There are a number of reasons why people refinance their first mortgage. Typically, homeowners refinance to change the original mortgage to reflect their current situation.
Many first time home buyers leverage themselves to the maximum credit available in order to purchase their dream home. The costs associated with refinancing has to be taken into consideration in order for it to be cost effective. The lender selected will consider your income and assets, credit score, other debts, the current value of the property, and the amount you want to borrow. If your credit score has improved, you may be able to get a loan at a lower rate.
Here are a few reasons why homeowners might consider refinancing.
1. Unlock the equity of the property
If the property value of the home you live in has appreciated, homeowners can unlock the equity. With today’s low interest rate environment, homeownership is desirable. If you have improved your home by updating, renovating or adding a new bathroom it adds to the value of your house. Recent sales in the area can help you determine if the value of your property has increased. Comparable sales of similar homes (same number of bedrooms, bathrooms, garages, as well as age of dwelling) within a few blocks of your existing home in the last 6 months can indicate whether or not your property has increased in value.
When you refinance for an amount greater than what you owe on your home, you can receive the difference in a cash payment. This is called a cash-out refinancing.

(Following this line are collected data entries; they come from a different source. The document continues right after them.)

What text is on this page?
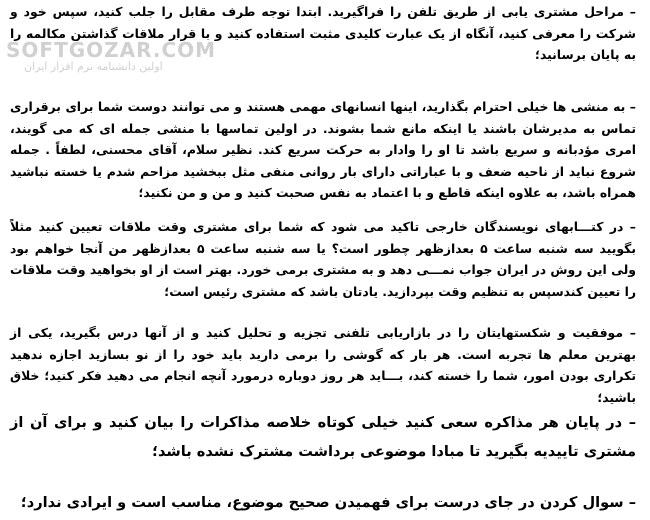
– مراحل مشتری یابی از طریق تلفن را فراگیرید. ابتدا توجه طرف مقابل را جلب کنید، سپس خود و شرکت را معرفی کنید، آنگاه از یک عبارت کلیدی مثبت استفاده کنید و با قرار ملاقات گذاشتن مکالمه را به پایان برسانید؛

– به منشی ها خیلی احترام بگذارید، اینها انسانهای مهمی هستند و می توانند دوست شما برای برقراری تماس به مدیرشان باشند یا اینکه مانع شما بشوند. در اولین تماسها با منشی جمله ای که می گویند، امری مؤدبانه و سریع باشد تا او را وادار به حرکت سریع کند. نظیر سلام، آقای محسنی، لطفاً . جمله شروع نباید از ناحیه ضعف و با عباراتی دارای بار روانی منفی مثل ببخشید مزاحم شدم یا خسته نباشید همراه باشد، به علاوه اینکه قاطع و با اعتماد به نفس صحبت کنید و من و من نکنید؛

– در کتـــابهای نویسندگان خارجی تاکید می شود که شما برای مشتری وقت ملاقات تعیین کنید مثلاً بگویید سه شنبه ساعت ۵ بعدازظهر چطور است؟ یا سه شنبه ساعت ۵ بعدازظهر من آنجا خواهم بود ولی این روش در ایران جواب نمـــی دهد و به مشتری برمی خورد. بهتر است از او بخواهید وقت ملاقات را تعیین کندسپس به تنظیم وقت بپردازید. یادتان باشد که مشتری رئیس است؛

– موفقیت و شکستهایتان را در بازاریابی تلفنی تجزیه و تحلیل کنید و از آنها درس بگیرید، یکی از بهترین معلم ها تجربه است. هر بار که گوشی را برمی دارید باید خود را از نو بسازید اجازه ندهید تکراری بودن امور، شما را خسته کند، بـــاید هر روز دوباره درمورد آنچه انجام می دهید فکر کنید؛ خلاق باشید؛

– در پایان هر مذاکره سعی کنید خیلی کوتاه خلاصه مذاکرات را بیان کنید و برای آن از مشتری تاییدیه بگیرید تا مبادا موضوعی برداشت مشترک نشده باشد؛

– سوال کردن در جای درست برای فهمیدن صحیح موضوع، مناسب است و ایرادی ندارد؛

SOFTGOZAR.COM
اولین دانشنامه نرم افزار ایران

2. Reduce the interest rate on an existing mortgage
Eliminate private mortgage insurance. If your original mortgage was more than 80 percent loan-to-value, it is likely that you are paying private mortgage insurance or PMI. The PMI was determined by size of the down payment made, your credit score and the premium charged by the insurer. PMI goes away when your loan-to-value decreases below 78 percent.

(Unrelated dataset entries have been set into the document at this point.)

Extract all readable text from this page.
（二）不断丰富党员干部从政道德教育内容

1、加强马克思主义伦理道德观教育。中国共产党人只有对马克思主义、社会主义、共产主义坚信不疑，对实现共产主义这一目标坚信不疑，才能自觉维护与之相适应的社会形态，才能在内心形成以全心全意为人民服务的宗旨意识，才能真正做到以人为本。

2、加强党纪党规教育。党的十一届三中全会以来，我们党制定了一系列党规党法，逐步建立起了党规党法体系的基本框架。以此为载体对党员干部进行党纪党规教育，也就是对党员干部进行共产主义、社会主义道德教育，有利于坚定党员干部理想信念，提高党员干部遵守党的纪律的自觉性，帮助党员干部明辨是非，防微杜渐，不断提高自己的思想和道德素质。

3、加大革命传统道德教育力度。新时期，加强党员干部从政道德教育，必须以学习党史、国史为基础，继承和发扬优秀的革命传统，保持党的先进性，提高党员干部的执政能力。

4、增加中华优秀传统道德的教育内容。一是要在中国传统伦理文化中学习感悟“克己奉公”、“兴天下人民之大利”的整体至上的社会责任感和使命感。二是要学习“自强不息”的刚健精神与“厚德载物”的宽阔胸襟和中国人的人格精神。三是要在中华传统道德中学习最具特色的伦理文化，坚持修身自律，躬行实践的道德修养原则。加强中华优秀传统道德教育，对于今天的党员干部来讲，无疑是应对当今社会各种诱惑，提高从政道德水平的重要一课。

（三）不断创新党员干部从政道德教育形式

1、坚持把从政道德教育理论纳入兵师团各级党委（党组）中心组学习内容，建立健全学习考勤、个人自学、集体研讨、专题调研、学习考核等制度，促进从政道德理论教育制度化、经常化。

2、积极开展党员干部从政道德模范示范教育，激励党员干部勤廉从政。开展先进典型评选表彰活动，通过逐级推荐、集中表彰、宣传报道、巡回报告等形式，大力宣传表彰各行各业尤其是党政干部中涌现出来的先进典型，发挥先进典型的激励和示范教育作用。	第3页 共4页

If you have a regular mortgage at a high interest rate, it could be the right time to refinance with the low rate environment. There are a number of different products which you can choose which will make payments more affordable.
3. Divorce
If you jointly own a home and are divorcing your partner, refinancing is an opportunity to release one individual from the obligation.
4. Adjusting the length of your mortgage
With the low rate environment, there is an opportunity to pay down your mortgage at a faster pace. Refinancing into a 15-year term from a conventional 30-year mortgage will enable homeowners to build equity faster and eliminate mortgage debt in a shorter time frame.
5. Changing from an adjustable rate to a fixed rate
Refinancing from an adjustable rate mortgage or ARM to a fixed rate depends on how long you want to live in the property. Typically adjustable rates start low after an introductory period and adjust according to the type of mortgage it is. A one-year ARM will adjust up or down every twelve months. depending on the benchmark it is tied to. When there is volatility in the market, there is a greater opportunity for the rate to go swing. There are safety features attached the mortgage vehicle but payment can change up to two percent at each adjustment period. Knowing exactly what your monthly mortgage payment is each month can give you peace of mind.
Remember that, along with the potential benefits to refinancing, there are also costs.
When you refinance, you pay off your existing mortgage and create a new one. When refinancing, you may encounter many of the same procedures and the same types of costs the second time around.